Institute of Environmental Science and Researchgrid.419706.d Limited, Christchurch Science Centre, Ilam, Christchurch, New Zealand.
Institute of Environmental Science and Researchgrid.419706.d Limited, Kenepuru Science Centre, Porirua, Wellington, New Zealand.
J Clin Microbiol. 2021 Oct 19;59(11):e0084921. doi: 10.1128/JCM.00849-21. Epub 2021 Aug 18.
This study describes the epidemiology of listeriosis in New Zealand between 1999 and 2018 as well as the retrospective whole-genome sequencing (WGS) of 453 Listeria monocytogenes isolates corresponding to 95% of the human cases within this period.
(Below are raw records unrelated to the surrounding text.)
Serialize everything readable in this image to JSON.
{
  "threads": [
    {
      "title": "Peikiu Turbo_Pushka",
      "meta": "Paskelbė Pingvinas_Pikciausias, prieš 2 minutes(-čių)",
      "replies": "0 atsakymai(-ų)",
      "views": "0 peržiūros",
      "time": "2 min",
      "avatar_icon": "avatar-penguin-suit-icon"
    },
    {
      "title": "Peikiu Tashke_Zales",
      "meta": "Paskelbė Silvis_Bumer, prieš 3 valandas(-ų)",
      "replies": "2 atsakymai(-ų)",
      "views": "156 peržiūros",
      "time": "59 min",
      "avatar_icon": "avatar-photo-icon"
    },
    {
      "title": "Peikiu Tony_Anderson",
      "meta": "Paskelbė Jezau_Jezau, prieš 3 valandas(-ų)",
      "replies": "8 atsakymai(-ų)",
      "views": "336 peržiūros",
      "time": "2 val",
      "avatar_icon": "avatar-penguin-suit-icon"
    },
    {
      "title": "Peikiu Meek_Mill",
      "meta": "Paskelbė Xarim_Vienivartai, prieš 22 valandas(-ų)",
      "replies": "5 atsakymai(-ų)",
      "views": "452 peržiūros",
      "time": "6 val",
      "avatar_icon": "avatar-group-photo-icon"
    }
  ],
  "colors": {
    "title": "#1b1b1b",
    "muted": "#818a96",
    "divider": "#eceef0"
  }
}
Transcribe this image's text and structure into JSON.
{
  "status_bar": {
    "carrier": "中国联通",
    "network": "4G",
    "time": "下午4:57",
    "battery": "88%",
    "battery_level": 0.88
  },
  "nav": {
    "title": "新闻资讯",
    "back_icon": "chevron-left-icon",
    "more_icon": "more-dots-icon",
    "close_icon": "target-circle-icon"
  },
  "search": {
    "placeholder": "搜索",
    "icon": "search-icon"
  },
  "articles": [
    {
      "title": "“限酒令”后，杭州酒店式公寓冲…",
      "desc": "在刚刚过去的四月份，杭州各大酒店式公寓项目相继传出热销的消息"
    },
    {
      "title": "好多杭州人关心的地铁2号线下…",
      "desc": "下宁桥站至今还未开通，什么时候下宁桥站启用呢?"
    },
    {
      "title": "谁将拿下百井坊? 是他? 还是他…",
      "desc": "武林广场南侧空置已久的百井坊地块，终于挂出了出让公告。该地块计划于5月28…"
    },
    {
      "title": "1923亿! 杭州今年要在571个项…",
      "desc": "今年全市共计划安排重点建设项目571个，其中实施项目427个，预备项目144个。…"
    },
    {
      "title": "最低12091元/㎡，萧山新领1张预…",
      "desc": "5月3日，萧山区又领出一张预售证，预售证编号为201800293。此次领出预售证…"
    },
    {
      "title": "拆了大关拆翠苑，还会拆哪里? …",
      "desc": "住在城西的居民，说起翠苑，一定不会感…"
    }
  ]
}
The average notified rate of listeriosis was 0.5 cases per 100,000 population, and non-pregnancy-associated cases were more prevalent than pregnancy-associated cases (averages of 19 and 5 cases per annum, respectively). WGS data was assessed using multilocus sequencing typing (MLST), including core-genome and whole-genome MLST (cgMLST and wgMLST, respectively) and single-nucleotide polymorphism (SNP) analysis. Thirty-nine sequence types (STs) were identified, with the most common being ST1 (21.9%), ST4 (13.2%), ST2 (11.3%), ST120 (6.1%), and ST155 (6.4%). A total of 291 different cgMLST types were identified, with the majority ( = 243) of types observed as a single isolate, consistent with the observation that listeriosis is predominately sporadic. Among the 49 cgMLST types containing two or more isolates, 18 cgMLST types were found with 2 to 4 isolates each (50 isolates in total, including three outbreak-associated isolates) that shared low genetic diversity (0 to 2 whole-genome alleles), some of which were dispersed in time or geographical regions. SNP analysis also produced results comparable to those from wgMLST. The low genetic diversity within these clusters suggests a potential common source, but incomplete epidemiological data impaired retrospective epidemiological investigations. Prospective use of WGS analysis together with thorough exposure information from cases could potentially identify future outbreaks more rapidly, including those that may have been undetected for some time over different geographical regions.
本研究描述了 1999 年至 2018 年间新西兰李斯特菌病的流行病学情况,以及同期 95%人类病例对应的 453 株单增李斯特菌的回顾性全基因组测序(WGS)结果。李斯特菌病的平均通报率为每 10 万人 0.5 例,非妊娠相关病例比妊娠相关病例更为普遍(平均每年分别为 19 例和 5 例)。WGS 数据通过多位点序列分型(MLST)进行评估,包括核心基因组和全基因组 MLST(cgMLST 和 wgMLST)和单核苷酸多态性(SNP)分析。共鉴定出 39 种序列型(ST),最常见的是 ST1(21.9%)、ST4(13.2%)、ST2(11.3%)、ST120(6.1%)和 ST155(6.4%)。共鉴定出 291 种不同的 cgMLST 型,其中大多数( = 243)为单一分离株,这与李斯特菌病主要呈散发性的观察结果一致。在包含两个或更多分离株的 49 种 cgMLST 型中,有 18 种 cgMLST 型各包含 2 至 4 个分离株(共 50 个分离株,包括 3 个与暴发相关的分离株),这些分离株的遗传多样性较低(0 至 2 个全基因组等位基因),其中一些在时间或地理区域上分散。SNP 分析也得到了与 wgMLST 相似的结果。这些聚类中较低的遗传多样性表明存在潜在的共同来源,但回顾性流行病学调查因不完全的流行病学数据而受到影响。前瞻性地使用 WGS 分析结合病例的详细暴露信息,有可能更快地识别未来的暴发,包括那些在不同地理区域可能已经存在一段时间而未被发现的暴发。